Prediction: The Tigers run wild on offense, and the defense preys on young Red Wolf quarterbacks. Tigers take this one easily, 59-13.


  1. buddy Ro buddy Ro says:

    one comment.

    Auburn enters week 3 2-0 and averaging over 40 ppg and 200 yards rushing.

    • Acid Reign Acid Reign says:

      …..Great to see you back, Buddy Ro! I agree with your comment. If we CAN’T move it on a Mike Leach defense, or a rebuilt Sun-Belt one, we’re in trouble again this year.

  2. DothanTiger DothanTiger says:

    Hope you’re right Acid and this game will just be a tune up before we play Miss. State, LSU, and Ole Miss. I think the best thing going for us in this one besides better talent is that Malzahn knows what the players on ASU’s team can do and Tigers will be ready for them.

    Another good post – Thanks!

  3. Pine Mt Tiger Pine Mt Tiger says:

    Good stuff Acid. i don’t always comment on your work but i never want to miss one of your post.

  4. Third Generation Tiger Third Generation Tiger says:

    Man I don’t know. If Lashlee and Malzahn don’t find a QB soon we may not score 59 points all year.

  5. buddy Ro buddy Ro says:

    It is a bit weird to say, but I almost think our running game could be good enough to allow the QBs (plural) to grow the first few weeks. Normally people would refer to a run game ” by committee”,… It would not surprise me if we see Malzahn test drive a few QBs in weeks 1 & 2.

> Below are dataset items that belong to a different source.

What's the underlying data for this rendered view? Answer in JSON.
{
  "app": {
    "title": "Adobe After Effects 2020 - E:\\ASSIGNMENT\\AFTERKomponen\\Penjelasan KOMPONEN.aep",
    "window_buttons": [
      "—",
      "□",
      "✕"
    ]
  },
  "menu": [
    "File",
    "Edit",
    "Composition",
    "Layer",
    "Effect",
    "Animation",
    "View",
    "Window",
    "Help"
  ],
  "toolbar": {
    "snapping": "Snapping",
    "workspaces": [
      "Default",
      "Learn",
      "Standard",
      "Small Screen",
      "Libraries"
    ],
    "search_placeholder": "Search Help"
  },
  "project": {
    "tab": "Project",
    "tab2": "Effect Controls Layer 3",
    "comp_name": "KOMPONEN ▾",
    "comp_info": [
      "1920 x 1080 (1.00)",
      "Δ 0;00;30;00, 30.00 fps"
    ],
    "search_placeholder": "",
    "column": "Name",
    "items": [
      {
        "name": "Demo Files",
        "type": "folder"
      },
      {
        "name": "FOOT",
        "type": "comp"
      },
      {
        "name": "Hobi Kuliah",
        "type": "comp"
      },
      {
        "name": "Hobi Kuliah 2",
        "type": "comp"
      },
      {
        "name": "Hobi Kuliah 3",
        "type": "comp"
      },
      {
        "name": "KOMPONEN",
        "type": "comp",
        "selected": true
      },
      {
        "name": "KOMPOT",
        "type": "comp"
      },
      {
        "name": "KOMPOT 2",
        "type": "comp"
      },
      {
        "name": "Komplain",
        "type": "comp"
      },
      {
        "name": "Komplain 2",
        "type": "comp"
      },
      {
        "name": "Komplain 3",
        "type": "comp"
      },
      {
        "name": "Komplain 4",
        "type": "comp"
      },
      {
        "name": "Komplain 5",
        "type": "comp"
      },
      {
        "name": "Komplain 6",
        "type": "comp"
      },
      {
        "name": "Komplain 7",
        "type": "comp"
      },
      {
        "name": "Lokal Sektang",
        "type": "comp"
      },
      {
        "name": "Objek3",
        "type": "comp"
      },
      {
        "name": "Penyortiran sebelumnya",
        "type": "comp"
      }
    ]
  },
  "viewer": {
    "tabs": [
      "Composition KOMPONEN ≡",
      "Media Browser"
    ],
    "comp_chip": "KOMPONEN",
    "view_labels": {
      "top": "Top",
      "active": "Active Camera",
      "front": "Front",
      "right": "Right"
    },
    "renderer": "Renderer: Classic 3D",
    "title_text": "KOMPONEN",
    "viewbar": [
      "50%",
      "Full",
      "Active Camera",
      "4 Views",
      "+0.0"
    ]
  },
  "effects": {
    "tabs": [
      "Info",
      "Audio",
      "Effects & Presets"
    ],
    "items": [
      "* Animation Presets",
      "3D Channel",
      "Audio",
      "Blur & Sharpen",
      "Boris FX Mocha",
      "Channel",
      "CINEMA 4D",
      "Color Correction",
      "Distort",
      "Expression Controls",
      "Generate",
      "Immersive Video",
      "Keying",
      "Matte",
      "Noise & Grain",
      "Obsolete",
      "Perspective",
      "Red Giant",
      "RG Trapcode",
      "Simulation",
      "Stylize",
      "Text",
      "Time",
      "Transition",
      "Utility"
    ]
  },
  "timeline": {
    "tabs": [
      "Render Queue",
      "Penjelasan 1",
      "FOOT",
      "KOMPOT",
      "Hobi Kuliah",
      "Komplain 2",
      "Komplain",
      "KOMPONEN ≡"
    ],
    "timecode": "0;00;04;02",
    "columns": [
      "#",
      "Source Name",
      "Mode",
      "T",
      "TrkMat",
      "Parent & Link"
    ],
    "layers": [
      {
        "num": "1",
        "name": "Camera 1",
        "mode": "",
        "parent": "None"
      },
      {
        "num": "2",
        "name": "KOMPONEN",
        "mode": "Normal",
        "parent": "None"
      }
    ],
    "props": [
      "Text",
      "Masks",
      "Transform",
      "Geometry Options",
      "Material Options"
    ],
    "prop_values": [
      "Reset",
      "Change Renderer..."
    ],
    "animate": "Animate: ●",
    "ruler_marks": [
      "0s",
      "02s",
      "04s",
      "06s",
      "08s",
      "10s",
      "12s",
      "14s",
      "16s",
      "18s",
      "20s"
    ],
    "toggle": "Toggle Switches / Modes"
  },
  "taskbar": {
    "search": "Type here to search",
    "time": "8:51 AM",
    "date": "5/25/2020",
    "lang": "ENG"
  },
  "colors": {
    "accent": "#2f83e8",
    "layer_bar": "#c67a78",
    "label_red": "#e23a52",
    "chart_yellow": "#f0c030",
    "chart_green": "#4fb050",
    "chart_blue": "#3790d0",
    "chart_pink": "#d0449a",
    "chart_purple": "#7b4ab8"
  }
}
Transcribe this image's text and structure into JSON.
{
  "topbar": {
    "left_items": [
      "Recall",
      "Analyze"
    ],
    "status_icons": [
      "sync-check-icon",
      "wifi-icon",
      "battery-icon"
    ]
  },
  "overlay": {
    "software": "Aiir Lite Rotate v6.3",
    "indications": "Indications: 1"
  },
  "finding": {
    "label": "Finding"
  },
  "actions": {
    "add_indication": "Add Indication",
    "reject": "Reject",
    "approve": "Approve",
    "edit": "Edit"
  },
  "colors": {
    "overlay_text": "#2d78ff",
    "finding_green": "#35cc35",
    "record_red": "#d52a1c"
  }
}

    I really think we’ll see a whole bunch of ‘get a QB in the groove’ short pass game play calling in weeks 1 & 2,… And with a good running game in support of that, we’ll avg. 40 ppg heading into week 3.

    • johnaflynn says:

      You’re not just going to see a running game in weeks 1 through 3. You’ll see the running game all year. I was at every A State home game last year and watched the away games on TV or the Internet. It’s just run, run, run, bubble screen, run, bubble screen. Run, run, bubble screen. No matter how much the formation changes the defense just needs to remember it’ll be the last play run or a bubble screen. Nothing particularly complicated. Our defense practiced against Malzahns offense all year and I think we can hande it. While we might not win, your lopsided prediction is ridiculous. I predict it goes into overtime.